After its introduction on Tuesday, March 26, 2019, the House Financial Services Committee has voted 45-15 to advance the SAFE Banking Act of 2019 to the House floor on a to-be-determined date. Currently, the Safe Banking Act has 152 cosponsors, including 12 Republicans, which is more than one-third of the entire House of Representatives. House Rules Committee Chairman James McGovern (D-MA) is hopeful that the chamber will vote on and pass the legislation within weeks.
We will guide it to the House floor for a vote, which I think it will pass with an overwhelming vote – Democrats and I think a lot of Republicans as well. If we have a strong bipartisan vote that will increase the pressure on the Senate to do something.”
Of course, much of the focus was on the “public safety concern for legitimate businesses that currently have no recourse but to operate with just cash,” as Chairwoman Maxine Waters (D-CA) indicated on Tuesday. However, Chairwoman Waters and several other Democratic supporters framed the legislation as “part of a holistic approach toward providing criminal justice reform” that “should not by any means be the only bill the House takes up on the important issue of cannabis reform.” Conversely, Rep. Patrick McHenry (R-NC), the House Financial Services Committee’s top Republican, urged in his opening remarks that the Committee “ensure that we’re doing our due diligence before proceeding” and acknowledge that “it is a massive change in federal policy.” The vote occurred on Thursday morning following two days of proceedings and over GOP objections.
Several amendments were proposed, considered, and even passed during the Committee markup. The following were most notable:
- Additions requiring the federal government to study diversity and inclusion in the marijuana industry: this would require federal regulators to conduct studies and provide annual reports “tracking information and data on the availability of access ot financial services for minority-owned and women-owned cannabis-related legitimate businesses” (Rep.
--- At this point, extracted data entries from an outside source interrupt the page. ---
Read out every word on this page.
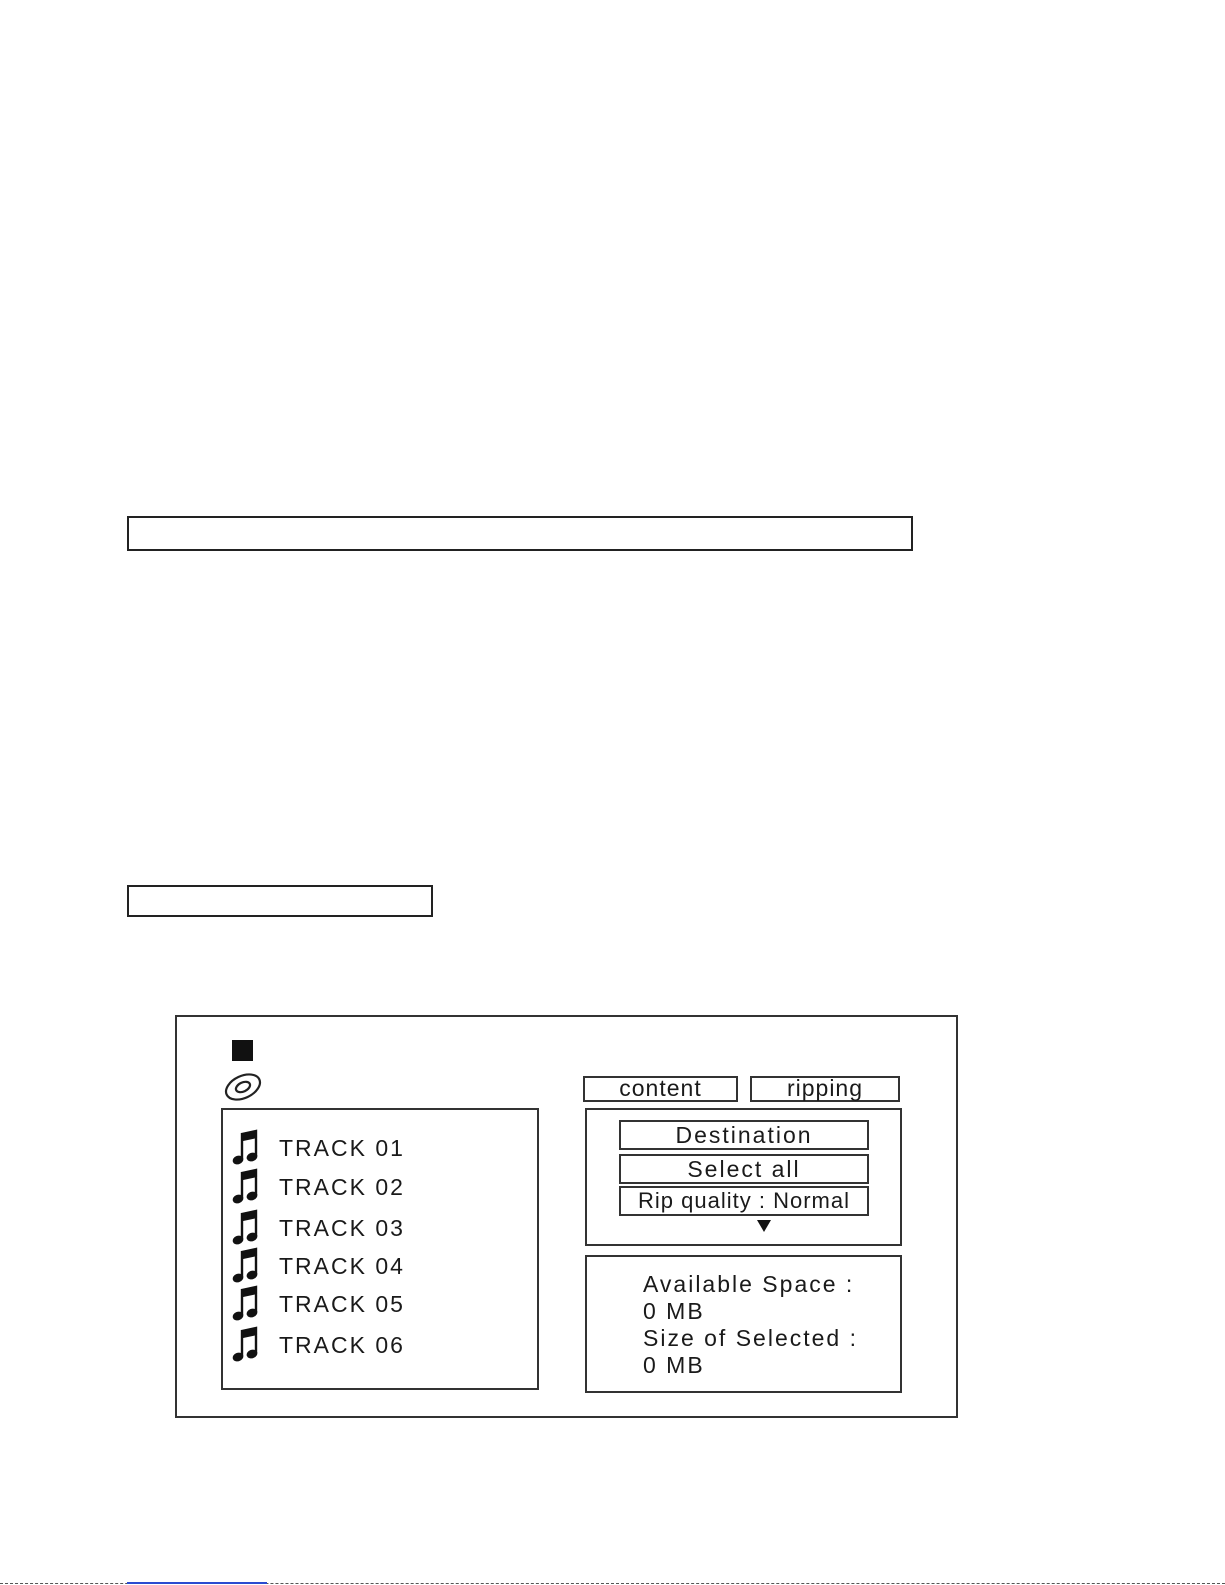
content	ripping
TRACK 01
TRACK 02
TRACK 03
TRACK 04
TRACK 05
TRACK 06
Destination
Select all
Rip quality : Normal
Available Space :
0 MB
Size of Selected :
0 MB
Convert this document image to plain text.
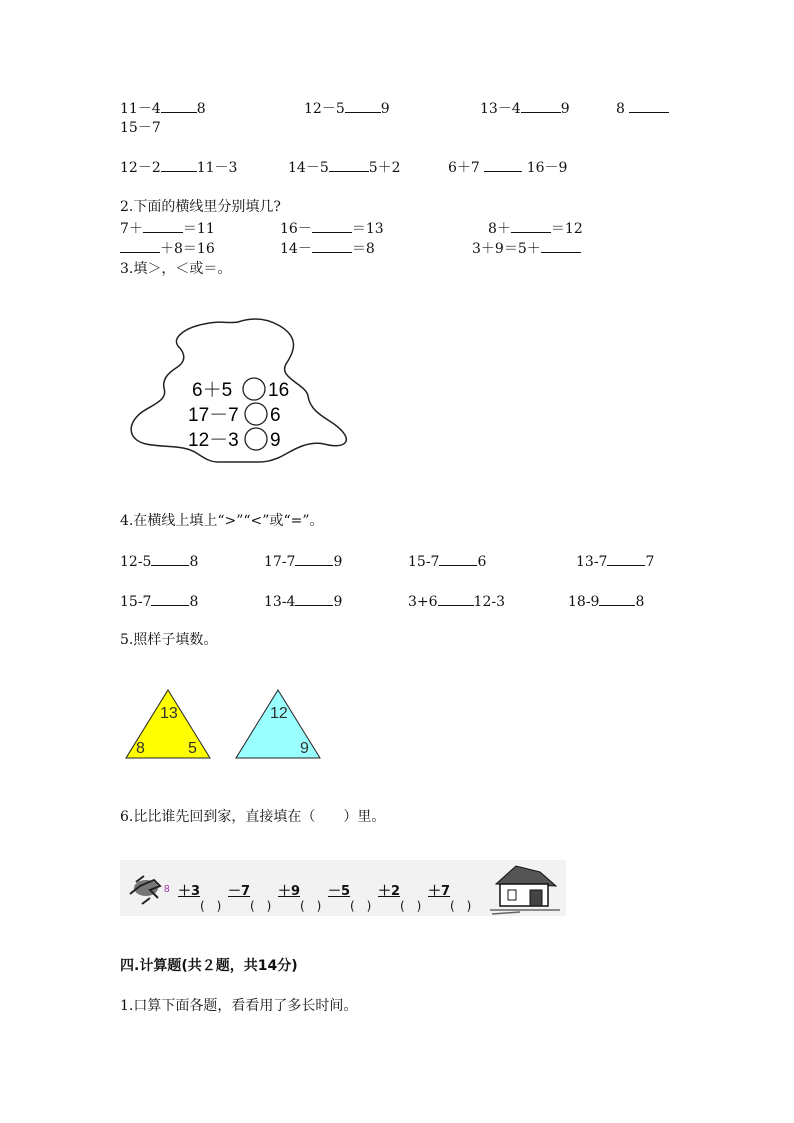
11－4	8	12－5	9	13－4	9	8
15－7
12－2	11－3	14－5	5＋2	6＋7	16－9
2.下面的横线里分别填几?
7＋	＝11	16－	＝13	8＋	＝12
＋8＝16	14－	＝8	3＋9＝5＋
3.填＞，＜或＝。
6＋5 16
17－7 6
12－3 9
4.在横线上填上“>”“<”或“=”。
12-5	8	17-7	9	15-7	6	13-7	7
15-7	8	13-4	9	3+6	12-3	18-9	8
5.照样子填数。
13
8	5
12
9
6.比比谁先回到家，直接填在（　　）里。
8 ＋3
(　)
－7
(　)
＋9
(　)
－5
(　)
＋2
(　)
＋7
(　)
四.计算题(共２题，共14分)
1.口算下面各题，看看用了多长时间。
Ed Perlmutter (D-CO));
- Additions requiring the Government Accountability Office to study banks’ previous reports on their marijuana business customers to understand how effective they are in identifying bad actors, passed via voice vote (Rep. Scott Tipton (R-CO));
- Extension of protections to “de novo” banking institutions that seek charters or master accounts from a Federal Reserve bank, passed via voice vote (Rep. Katie Porter (D-CA));
- Expansion of protections to insurance companies, passed via voice vote (Rep. Steve Stivers (R-OH));
- Delay of the bill’s effective date until marijuana is federally descheduled, withdrawn (Rep. Bill Huizenga (R-MI));
- Delay of the bill’s enactment until federal regulators are able to issue guidance to banks, defeated via voice vote and roll call vote 35-25 (Rep. Bill Huizenga (R-MI));
- Limitation of the bill to only protect hemp businesses, defeated via voice vote and roll call vote 42-18 (Rep. Andy Barr (R-KY));
- Withdrawal of protections from banks that serve marijuana businesses located within 1,000 feet of schools, youth centers, public parks, child care facilities, public housing, civic centers or designated drug-free zones, defeated via voice vote and roll call vote 34-26 (Rep. Sean Duffy (R-WI)).
It is expected that Senators Jeff Merkley (D-OR) and Cory Gardner (R-CO) will file companion legislation to the SAFE Banking Act in the Senate soon. The former iteration gained 20 cosponsors in the chamber but did not receive a hearing or vote. Only time will tell if cannabis banking will get a vote in the Senate, but the pressure continues to build. If nothing else, the passage of cannabis banking legislation by the House would be a truly historic marker in the march to end prohibition.